Bugger, missed the first good take, rebait then down again, and put the rod against the rail while cutting more fish baits, then, why is the line pointing up current? yes a solid snapper thumping away deep down. Not as big as I thought, but a good start at about 5lb, so I leaned over grabbed the swivel and there was fish No 1 on ice in the bin.
After another couple of smaller fish I hooked one that did not want to leave the bottom, up a few meters, then wheee-- down again.
finally, my superb fishing skills and brute force saw some colour, and a substantial snapper broke the surface, as I could not get past the cabin, the skipper netted it down the side of the boat,
A happy Rhod with 6.08 KG (13lbs 3oz) of fat snapper.

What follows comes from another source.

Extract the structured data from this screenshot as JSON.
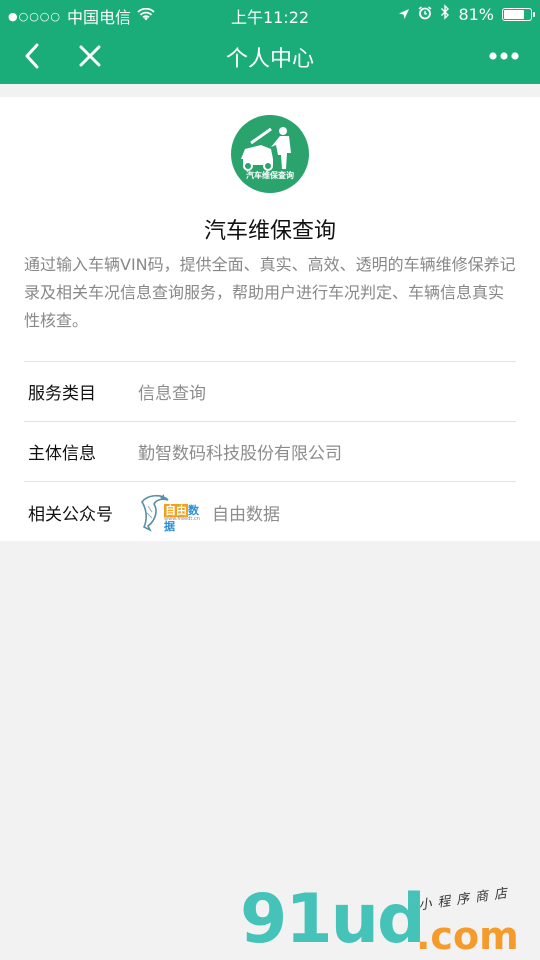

Towards 4pm and low tide the confused swell from the bar made even standing up hard, and fishing as well quite tricky, time for the long trip home. and time to clean the catch.
The crew all fished out!
scaling his catch, snapper and kahawai.
It is not always as good as today, mostly just fish of about 2lb, but with a limit of 10 snapper each plus other species, most days see plenty of fish to take home for about 25 pounds cost, and for me and the skipper 11 hours on board. I kept 5 fish and gave 3 to a good friend, keeping the 2 best
Destined for the smokehouse, I will E-mail a fillet to Dave and he can share it out.